During a recent chat with Rolling Stone, Green Day frontman Billie Joe Armstrong discussed how the Sex Pistols influenced him as a musician, in honor of the upcoming 6-part mini-series “Pistols.” Recalling his first reaction to the band, Billie said:
“‘Never Mind the Bollocks’ was one of the first punk records I ever heard. I had to have been about 16, and a friend of mine — her name was Anna — she [loaned] me the album. The first thing that popped into my mind when I heard ‘Holidays in the Sun’ is how those guitars sounded so gigantic and real; and hearing Lydon’s vocals, how he was just sort of this anti-singer [laughs]. For me, it just had a huge impact. Everything about it, from the lyrics to the guitar sounds to the songs, I thought was just perfect.”
As he explained, what he considered to be the most important thing about the Pistols was the overall message. He explains:
“The Sex Pistols’ music wasn’t fast, but it was more impactful with the message that was coming across. You read those fuckin’ lyrics, man, and to this day they’re still just badass. And it still matters. It’s still the sort of that band that teenage kids in high school will crank because they’re looking for trouble [laughs]. It still pisses people off, and it’s by design — I mean, John’s voice still gets under my skin!”
Further in the interview, he also adds one very important thing he learned from the Sex Pistols. And this goes beyond the music. Billie said:
“One thing I learned from the Sex Pistols is to never let a manager dictate your future. But some things are just built not to last. Winterland was the last Sex Pistols show, at least of the Seventies, and I always say punk came to die in San Francisco, and the kids had to sort of pick up the pieces after that.”

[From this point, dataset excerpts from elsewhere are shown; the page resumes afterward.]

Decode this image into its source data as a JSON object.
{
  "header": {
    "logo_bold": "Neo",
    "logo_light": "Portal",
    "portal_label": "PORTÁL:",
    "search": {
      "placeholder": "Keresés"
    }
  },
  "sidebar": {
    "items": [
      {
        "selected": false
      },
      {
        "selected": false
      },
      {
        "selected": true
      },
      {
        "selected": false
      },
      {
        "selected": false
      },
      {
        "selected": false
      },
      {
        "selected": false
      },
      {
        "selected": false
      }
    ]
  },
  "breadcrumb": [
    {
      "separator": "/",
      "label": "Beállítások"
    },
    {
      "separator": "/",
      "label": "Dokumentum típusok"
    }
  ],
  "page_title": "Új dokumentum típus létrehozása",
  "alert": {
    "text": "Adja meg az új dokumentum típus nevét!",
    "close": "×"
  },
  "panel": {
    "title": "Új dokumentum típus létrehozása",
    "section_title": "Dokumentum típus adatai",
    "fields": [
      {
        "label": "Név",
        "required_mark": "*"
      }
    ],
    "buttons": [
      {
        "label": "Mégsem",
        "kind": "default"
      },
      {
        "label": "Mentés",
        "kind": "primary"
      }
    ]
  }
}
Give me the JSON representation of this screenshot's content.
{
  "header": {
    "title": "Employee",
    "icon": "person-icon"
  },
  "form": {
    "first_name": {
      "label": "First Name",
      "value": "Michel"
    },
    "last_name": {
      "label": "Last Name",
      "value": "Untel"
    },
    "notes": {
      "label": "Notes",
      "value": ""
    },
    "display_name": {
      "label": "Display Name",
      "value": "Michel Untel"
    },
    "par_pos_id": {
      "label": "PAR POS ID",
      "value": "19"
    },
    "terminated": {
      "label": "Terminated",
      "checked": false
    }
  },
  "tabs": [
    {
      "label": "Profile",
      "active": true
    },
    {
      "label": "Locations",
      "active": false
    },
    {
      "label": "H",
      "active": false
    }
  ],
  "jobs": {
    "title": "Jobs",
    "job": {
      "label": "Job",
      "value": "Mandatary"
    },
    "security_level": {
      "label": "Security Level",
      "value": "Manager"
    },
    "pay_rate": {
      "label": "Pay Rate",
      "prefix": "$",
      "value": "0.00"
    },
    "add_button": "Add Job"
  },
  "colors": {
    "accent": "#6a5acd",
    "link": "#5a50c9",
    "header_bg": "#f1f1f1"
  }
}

“The Sex Pistols killed punk before it had the opportunity to go mainstream back then. What they had proved is that punk rock was not meant for the masses.”
“If you’re picking up the guitar to play punk rock music, it’s not for fame. You do this because it’s something that matters to you and it’s something that’s underground, and that was my early experience of being in a punk band with Green Day. And obviously with Green Day it was a different trajectory altogether, but I gotta say I didn’t predict that for us [laughs].”